2023 Author: Anita Thornton | [email protected]. Last modified: 2023-05-22 03:30
We inculcate notions of self-respect and respect for others during childhood, but how can we continue this education when our child grows up? The adolescent needs to hear about consent in order to develop. Here are some tips for tackling it.
You are the first model couple for your teen. It's easy to reproduce your patterns. For example, the children of affectionate couples will also be affectionate in their future relationships. So it will be the same for self-respect and respect for others. However, negative behaviors such as violence, insults, non-respect of consent or the lack of affirmation of one's limits are attitudes that also risk being reproduced. It's up to you to choose what you want to show as a model.
A concept to discuss
Sex education goes beyond pregnancy and STBBIs.
As a “good parent”, you probably want to have the discussion on the subject of sexuality. Yes, it is important to talk about the risks of pregnancy or disease. However, sexuality education for your child will not be complete if you do not take the trouble to talk about self-respect.and personal boundaries. Get your child thinking about what they want from sex.
Sex should be fun. If a little voice inside is crying out in discomfort, those are enough signs to quit. Your child HAS THE RIGHT to say no. Hearing it from you will confirm that it can do it. And a person who loves him has a duty to respect him.

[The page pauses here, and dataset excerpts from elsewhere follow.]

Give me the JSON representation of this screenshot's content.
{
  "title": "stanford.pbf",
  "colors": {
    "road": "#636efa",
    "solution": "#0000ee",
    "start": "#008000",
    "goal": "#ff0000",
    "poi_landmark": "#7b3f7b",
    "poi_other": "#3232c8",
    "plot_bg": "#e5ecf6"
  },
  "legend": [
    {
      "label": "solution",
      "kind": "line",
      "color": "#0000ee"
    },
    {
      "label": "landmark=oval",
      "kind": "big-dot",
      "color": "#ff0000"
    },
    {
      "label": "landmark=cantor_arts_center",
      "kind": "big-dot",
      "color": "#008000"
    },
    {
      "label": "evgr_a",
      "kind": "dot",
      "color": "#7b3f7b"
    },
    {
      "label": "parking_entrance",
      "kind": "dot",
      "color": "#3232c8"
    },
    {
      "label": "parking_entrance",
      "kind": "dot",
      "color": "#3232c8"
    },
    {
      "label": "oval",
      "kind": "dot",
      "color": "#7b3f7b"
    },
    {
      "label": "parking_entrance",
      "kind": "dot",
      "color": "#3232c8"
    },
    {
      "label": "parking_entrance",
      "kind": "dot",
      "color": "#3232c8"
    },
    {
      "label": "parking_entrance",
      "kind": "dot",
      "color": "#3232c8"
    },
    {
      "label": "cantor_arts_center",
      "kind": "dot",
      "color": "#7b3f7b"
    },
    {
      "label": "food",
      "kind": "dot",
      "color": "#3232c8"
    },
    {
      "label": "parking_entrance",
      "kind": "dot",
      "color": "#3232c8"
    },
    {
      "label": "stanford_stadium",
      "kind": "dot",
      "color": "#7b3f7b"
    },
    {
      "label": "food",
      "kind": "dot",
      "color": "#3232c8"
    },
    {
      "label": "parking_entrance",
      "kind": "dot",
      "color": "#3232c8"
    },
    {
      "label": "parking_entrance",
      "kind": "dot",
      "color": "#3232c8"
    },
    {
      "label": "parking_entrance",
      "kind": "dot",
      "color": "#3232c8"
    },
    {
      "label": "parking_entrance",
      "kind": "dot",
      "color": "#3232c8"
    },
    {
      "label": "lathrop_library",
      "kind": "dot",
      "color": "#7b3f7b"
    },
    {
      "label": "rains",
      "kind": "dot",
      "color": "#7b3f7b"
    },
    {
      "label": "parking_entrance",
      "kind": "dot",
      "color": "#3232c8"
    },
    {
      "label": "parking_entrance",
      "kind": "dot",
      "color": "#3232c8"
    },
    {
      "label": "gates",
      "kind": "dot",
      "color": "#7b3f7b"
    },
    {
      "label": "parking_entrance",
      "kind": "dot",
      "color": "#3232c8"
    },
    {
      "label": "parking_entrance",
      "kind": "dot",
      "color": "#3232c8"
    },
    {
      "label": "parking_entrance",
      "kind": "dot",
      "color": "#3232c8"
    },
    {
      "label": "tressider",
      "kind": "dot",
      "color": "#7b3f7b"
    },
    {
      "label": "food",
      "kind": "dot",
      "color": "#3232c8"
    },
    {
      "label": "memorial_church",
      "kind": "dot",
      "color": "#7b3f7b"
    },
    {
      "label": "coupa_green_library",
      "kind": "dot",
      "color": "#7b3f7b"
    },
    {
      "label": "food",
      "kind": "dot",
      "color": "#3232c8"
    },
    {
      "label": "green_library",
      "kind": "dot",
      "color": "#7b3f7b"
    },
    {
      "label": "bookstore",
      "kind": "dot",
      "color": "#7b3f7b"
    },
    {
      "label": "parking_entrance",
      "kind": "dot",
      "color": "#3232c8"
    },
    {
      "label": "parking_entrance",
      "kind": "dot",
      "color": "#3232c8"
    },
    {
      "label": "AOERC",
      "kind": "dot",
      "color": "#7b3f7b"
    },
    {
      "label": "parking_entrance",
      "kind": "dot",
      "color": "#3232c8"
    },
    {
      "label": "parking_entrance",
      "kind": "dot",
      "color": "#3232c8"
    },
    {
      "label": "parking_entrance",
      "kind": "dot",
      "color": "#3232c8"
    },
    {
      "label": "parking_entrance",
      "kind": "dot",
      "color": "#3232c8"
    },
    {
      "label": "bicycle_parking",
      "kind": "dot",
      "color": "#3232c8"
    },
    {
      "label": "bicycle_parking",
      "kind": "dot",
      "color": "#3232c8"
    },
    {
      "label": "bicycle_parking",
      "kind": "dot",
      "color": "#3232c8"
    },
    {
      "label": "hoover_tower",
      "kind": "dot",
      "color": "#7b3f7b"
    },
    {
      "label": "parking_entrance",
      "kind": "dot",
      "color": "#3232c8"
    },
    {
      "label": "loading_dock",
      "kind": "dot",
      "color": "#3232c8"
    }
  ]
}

On the other side, your child has a duty to respect the resistance of the other. This must be named: no one should be forced to have sex, whether they are in a relationship or not. Sex is not a proof of love, it is the extension of love. It's quite different!
Watch your speech
Your children listen to your discussions. These can have repercussions. Pay attention to the words you use in front of your children. “I find that she sought to be assaulted”. "Yes, but she had seduced her before, it's normal that he jumped on her". Here are two examples of dangerous phrases. They legitimize acts of aggression that your teenager could one day pose on others.
The myths heard from you will be incorporated as fact. Remember: you are their references! They believe you! Also, this risks increasing the feeling of guilt in a teenager who has experienced an assault and reducing the chances of denunciation. Your teen will feel like it's their fault and they've been looking for it.
Your way of talking about men and women is also atconsider so as not to perpetuate prejudices that legitimize aggression or give the right to lack respect.
Use the news to discuss
The media (films, documentaries, radio shows, etc.) are great ways to discuss consent with your teenager. “What do you think of this teenager who took photos of a young girl intoxicated by alcohol? “, “You, what would you do to protect a girl who does not have the ability to say no? ". You see? Not only will you hear their opinion, but you are telling them that you condemn these actions. And you send the message that in such a situation, he has the power to help.
In closing, I know that no one wants to believe that their child could one day be an aggressor… Except that aggressors all have parents! It is important to talk about prevention and consent to prevent your child from becoming a victim, but don't forget to talk to him about his responsibilities to prevent him from becoming this aggressor.